Notifíquese esta resolución a las partes y a la Fiscalía del Tribunal Superior de Justicia de Cataluña, y expídase testimonio que quedará unido al rollo de su razón, incorporándose el original al correspondiente libro de sentencias.
La presente resolución no es firme y contra la misma puede interponerse recurso de casación para la unificación de doctrina, para ante la Sala de lo Social del Tribunal Supremo, el cual deberá prepararse mediante escrito con la firma de Abogado y dirigido a esta Sala en donde habrá de presentarse dentro de los diez días siguientes a la notificación, con los requisitos establecidos en los números 2 y 3 del Art.219 de la Ley de Procedimiento Laboral .
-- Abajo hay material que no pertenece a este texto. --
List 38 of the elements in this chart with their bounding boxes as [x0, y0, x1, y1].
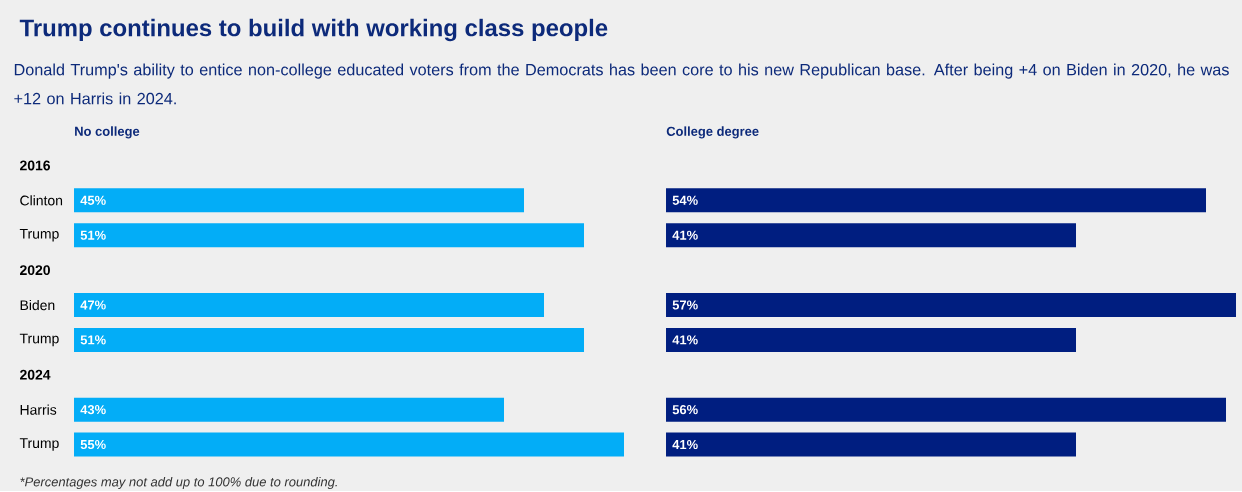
y-tick-label: Trump: [19, 228, 59, 242]
data-label: 41%: [672, 439, 698, 449]
bar: [666, 223, 1077, 248]
y-tick-label: Biden: [20, 299, 55, 310]
bar: [666, 432, 1077, 457]
data-label: 47%: [80, 300, 106, 310]
data-label: 51%: [80, 230, 106, 240]
data-label: 55%: [80, 439, 106, 449]
data-label: 57%: [672, 300, 698, 310]
chart-title: No college: [75, 126, 140, 139]
bar: [74, 432, 624, 457]
bar: [666, 188, 1207, 213]
bar: [74, 292, 545, 317]
chart-title: College degree: [666, 126, 759, 139]
y-tick-label: Trump: [19, 333, 59, 346]
data-label: 54%: [672, 195, 698, 205]
bar: [74, 188, 525, 213]
y-tick-label: Harris: [20, 404, 57, 415]
y-tick-label: Clinton: [20, 195, 63, 206]
y-tick-label: 2016: [20, 160, 51, 171]
text: *Percentages may not add up to 100% due to rounding.: [20, 476, 337, 489]
y-tick-label: 2020: [20, 264, 50, 275]
bar: [666, 397, 1227, 422]
data-label: 51%: [80, 335, 106, 345]
y-tick-label: Trump: [19, 438, 59, 451]
bar: [74, 397, 505, 422]
bar: [666, 292, 1237, 317]
bar: [74, 327, 585, 352]
data-label: 43%: [80, 404, 106, 415]
data-label: 56%: [672, 404, 698, 415]
data-label: 41%: [672, 335, 698, 345]
y-tick-label: 2024: [20, 369, 51, 380]
bar: [666, 327, 1077, 352]
data-label: 41%: [672, 230, 698, 240]
text: Trump continues to build with working class people: [19, 18, 608, 42]
text: Donald Trump's ability to entice non-college educated voters from the Democrats has been core to his new Republican base. After being +4 on Biden in 2020, he was +12 on Harris in 2024.: [14, 63, 1229, 105]
bar: [74, 223, 585, 248]
data-label: 45%: [80, 195, 106, 205]
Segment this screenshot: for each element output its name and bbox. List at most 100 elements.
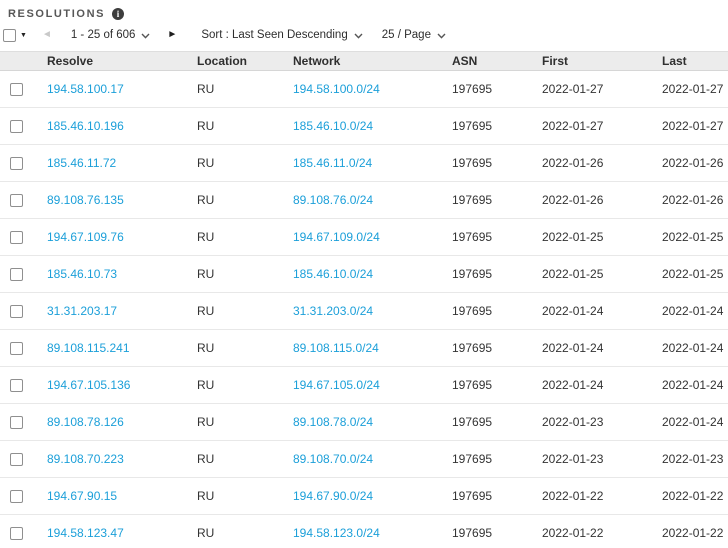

Asimismo, de conformidad con lo dispuesto en los artículos 227 y 228 del texto procesal laboral, todo el que (a excepción de los trabajadores o causahabientes suyos, los beneficiarios del régimen público de la Seguridad Social, quienes gocen del beneficio de justicia gratuita, el Ministerio Fiscal, el Estado, las Comunidades Autónomas, las Entidades Locales y los organismos dependientes de todos ellos) intente interponer recurso de casación, consignará como depósito la cantidad de 300 euros en la cuenta de consignaciones que esta Sala de lo Social del Tribunal Superior de Justicia de Catalunya tiene abierta en el Banco Español de Crédito-BANESTO-, en la Oficina núm 2015, sita en Ronda de Sant Pere, nº 47, nº 0937 0000 66, añadiendo a continuación los números indicativos del recurso en este Tribunal.
En caso de recurso de casación, la consignación del importe de la condena, cuando así proceda, se efectuará en la cuenta que esta Sala tiene abierta en BANESTO, en la oficina indicada en el párrafo anterior, nº 0937 0000 80, añadiendo a continuación los números indicativos del recurso en este Tribunal, y debiendo acreditar el haberlo efectuado al tiempo de preparar el recurso en esta Secretaría.
Así por nuestra sentencia, lo pronunciamos, mandamos y firmamos.
Publicación.- La anterior sentencia ha sido leida y publicada en el día de su fecha por el/la Ilmo/a. Sr/a. Magistrado/a Ponente, de lo que doy fe.